A link between pro-inflammatory molecules and illness progression has been found.

Obesity-related illnesses are a global pandemic, and as such, a particular focus of healthcare providers globally. A new study published online by a multi-institutional scientific team, lead by the Cincinnati Children’s Hospital, has reported the discovery of a previously unknown molecular driver that causes inflammation and contributes to obesity. In the study, published by the Journal of Clinical Investigation, researchers propose using a blood thinner to interrupt metabolic inflammation stemming from high-fat diets.

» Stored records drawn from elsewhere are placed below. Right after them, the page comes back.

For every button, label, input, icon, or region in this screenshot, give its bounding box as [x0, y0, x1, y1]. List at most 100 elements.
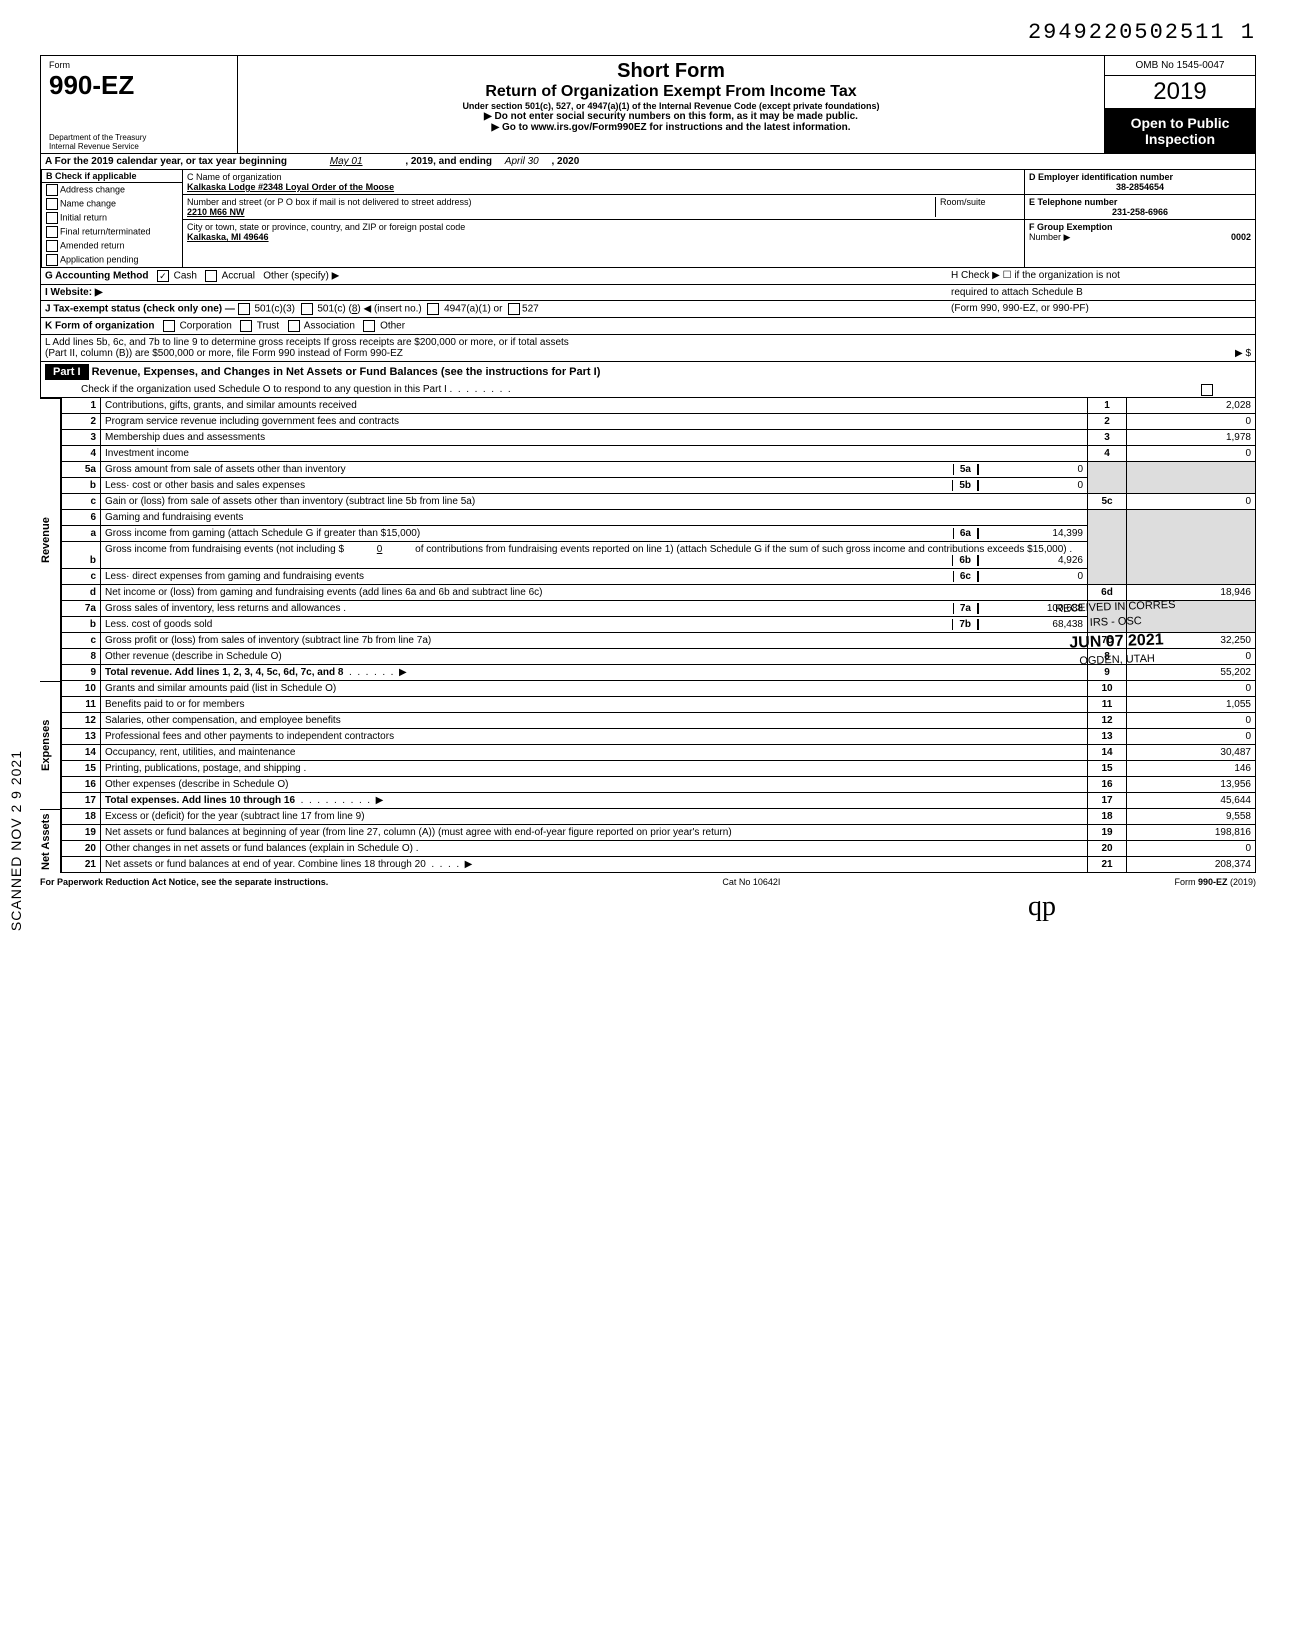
- subtitle: Under section 501(c), 527, or 4947(a)(1)…: [242, 101, 1100, 111]
- chk-527[interactable]: [508, 303, 520, 315]
- ln: d: [62, 585, 101, 601]
- line-3: 3Membership dues and assessments31,978: [62, 430, 1256, 446]
- row-g: G Accounting Method ✓ Cash Accrual Other…: [40, 268, 1256, 285]
- la: 45,644: [1127, 793, 1256, 809]
- ln: b: [62, 542, 101, 569]
- chk-label: Address change: [60, 184, 125, 194]
- ln: 13: [62, 729, 101, 745]
- checkbox-icon[interactable]: [46, 226, 58, 238]
- lt: Professional fees and other payments to …: [101, 729, 1088, 745]
- checkbox-icon[interactable]: [46, 240, 58, 252]
- 501c: 501(c) (: [317, 304, 351, 315]
- part1-title: Revenue, Expenses, and Changes in Net As…: [92, 366, 601, 378]
- checkbox-icon[interactable]: [46, 212, 58, 224]
- line-15: 15Printing, publications, postage, and s…: [62, 761, 1256, 777]
- stamp-date: JUN 07 2021: [1055, 629, 1176, 656]
- lt: Occupancy, rent, utilities, and maintena…: [101, 745, 1088, 761]
- line-13: 13Professional fees and other payments t…: [62, 729, 1256, 745]
- chk-final: Final return/terminated: [42, 225, 182, 239]
- j-label: J Tax-exempt status (check only one) —: [45, 304, 235, 315]
- i-label: I Website: ▶: [45, 287, 103, 298]
- col-b: B Check if applicable Address change Nam…: [41, 170, 183, 267]
- l-arrow: ▶ $: [951, 348, 1251, 359]
- lc: 20: [1088, 841, 1127, 857]
- lt: Less· direct expenses from gaming and fu…: [105, 571, 364, 582]
- chk-label: Initial return: [60, 212, 107, 222]
- ln: 2: [62, 414, 101, 430]
- part1-header: Part I Revenue, Expenses, and Changes in…: [40, 362, 1256, 398]
- mc: 6a: [953, 528, 978, 539]
- info-right: D Employer identification number 38-2854…: [1024, 170, 1255, 267]
- chk-4947[interactable]: [427, 303, 439, 315]
- checkbox-accrual[interactable]: [205, 270, 217, 282]
- line-11: 11Benefits paid to or for members111,055: [62, 697, 1256, 713]
- org-name-line: C Name of organization Kalkaska Lodge #2…: [183, 170, 1024, 195]
- checkbox-icon[interactable]: [46, 254, 58, 266]
- lt: Grants and similar amounts paid (list in…: [101, 681, 1088, 697]
- city: Kalkaska, MI 49646: [187, 232, 269, 242]
- ln: 11: [62, 697, 101, 713]
- chk-label: Name change: [60, 198, 116, 208]
- mc: 7a: [953, 603, 978, 614]
- warning: ▶ Do not enter social security numbers o…: [242, 111, 1100, 122]
- chk-trust[interactable]: [240, 320, 252, 332]
- ln: 20: [62, 841, 101, 857]
- lt: Other changes in net assets or fund bala…: [101, 841, 1088, 857]
- lc: 21: [1088, 857, 1127, 873]
- checkbox-icon[interactable]: [46, 198, 58, 210]
- footer-mid: Cat No 10642I: [722, 877, 780, 887]
- chk-schedule-o[interactable]: [1201, 384, 1213, 396]
- dln-number: 2949220502511 1: [40, 20, 1256, 45]
- shade: [1088, 510, 1127, 585]
- lc: 19: [1088, 825, 1127, 841]
- la: 2,028: [1127, 398, 1256, 414]
- la: 0: [1127, 841, 1256, 857]
- ln: 21: [62, 857, 101, 873]
- chk-other[interactable]: [363, 320, 375, 332]
- shade: [1127, 462, 1256, 494]
- period-endyr: , 2020: [551, 156, 579, 167]
- short-form-title: Short Form: [242, 60, 1100, 83]
- goto: ▶ Go to www.irs.gov/Form990EZ for instru…: [242, 122, 1100, 133]
- checkbox-cash[interactable]: ✓: [157, 270, 169, 282]
- ln: b: [62, 617, 101, 633]
- lc: 1: [1088, 398, 1127, 414]
- line-21: 21Net assets or fund balances at end of …: [62, 857, 1256, 873]
- return-title: Return of Organization Exempt From Incom…: [242, 83, 1100, 101]
- la: 0: [1127, 729, 1256, 745]
- ein: 38-2854654: [1029, 182, 1251, 192]
- ln: 16: [62, 777, 101, 793]
- line-6: 6Gaming and fundraising events: [62, 510, 1256, 526]
- checkbox-icon[interactable]: [46, 184, 58, 196]
- right-box: OMB No 1545-0047 2019 Open to Public Ins…: [1105, 56, 1255, 153]
- lt: Net assets or fund balances at beginning…: [101, 825, 1088, 841]
- lc: 15: [1088, 761, 1127, 777]
- chk-name: Name change: [42, 197, 182, 211]
- open1: Open to Public: [1131, 115, 1230, 131]
- footer: For Paperwork Reduction Act Notice, see …: [40, 873, 1256, 891]
- c-label: C Name of organization: [187, 172, 282, 182]
- corp: Corporation: [180, 321, 232, 332]
- lt: Contributions, gifts, grants, and simila…: [101, 398, 1088, 414]
- chk-corp[interactable]: [163, 320, 175, 332]
- lt: Program service revenue including govern…: [101, 414, 1088, 430]
- chk-501c3[interactable]: [238, 303, 250, 315]
- chk-initial: Initial return: [42, 211, 182, 225]
- chk-assoc[interactable]: [288, 320, 300, 332]
- chk-address: Address change: [42, 183, 182, 197]
- lt: Less. cost of goods sold: [105, 619, 212, 630]
- period-end: April 30: [495, 156, 549, 167]
- 527: 527: [522, 304, 539, 315]
- ln: 18: [62, 809, 101, 825]
- lt: Gain or (loss) from sale of assets other…: [101, 494, 1088, 510]
- 4947: 4947(a)(1) or: [444, 304, 502, 315]
- chk-501c[interactable]: [301, 303, 313, 315]
- lt: Salaries, other compensation, and employ…: [101, 713, 1088, 729]
- la: 1,978: [1127, 430, 1256, 446]
- g-label: G Accounting Method: [45, 271, 149, 282]
- other-label: Other (specify) ▶: [263, 271, 339, 282]
- netassets-sidebar: Net Assets: [40, 809, 61, 873]
- line-18: 18Excess or (deficit) for the year (subt…: [62, 809, 1256, 825]
- lt: Benefits paid to or for members: [101, 697, 1088, 713]
- line-5c: cGain or (loss) from sale of assets othe…: [62, 494, 1256, 510]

After introducing a high-fat diet to genetically engineered and normal mouse models, researchers found that an insoluble glycoprotein known as “fibrinogen” will bind with αMβ2-integrin white blood cell leukocytes known to contribute to diet-induced disease and obesity. According to the study’s authors, obesity activates a clotting system that converts fibrinogen into insoluble fibrin strands—this action produces an overabundance of leukocytes (which mature and turn into macrophage immune cells), causing excessive inflammation and tissue damage. Known as a precursor to cardiovascular issues and fatty liver disease, obesity and metabolic inflammation are linked to type 2 diabetes and cancer.

Flick and his colleagues used dabigatran, an FDA-approved blood thinner that blocks thrombin (an enzyme that promotes blood coagulation) in the treatment of the obese mice. In obese patients, said the announcement, thrombin can cause “hyper-coagulation” and produce tissue-damaging insoluble fibrin strands.

"Our findings provide a novel mechanistic link between elevated pro-coagulant function and fibrin-driven inflammation in adipose fat-storing tissue and the liver. These exacerbate obesity and its associated diseases," said Matthew Flick, Ph.D., Lead Study Investigator and Scientist in the Division of Experimental Hematology and Cancer Biology at Cincinnati Children's Hospital Medical Center. "We also provide the proof-of-concept that targeting thrombin or fibrin may limit pathologies in obese patients."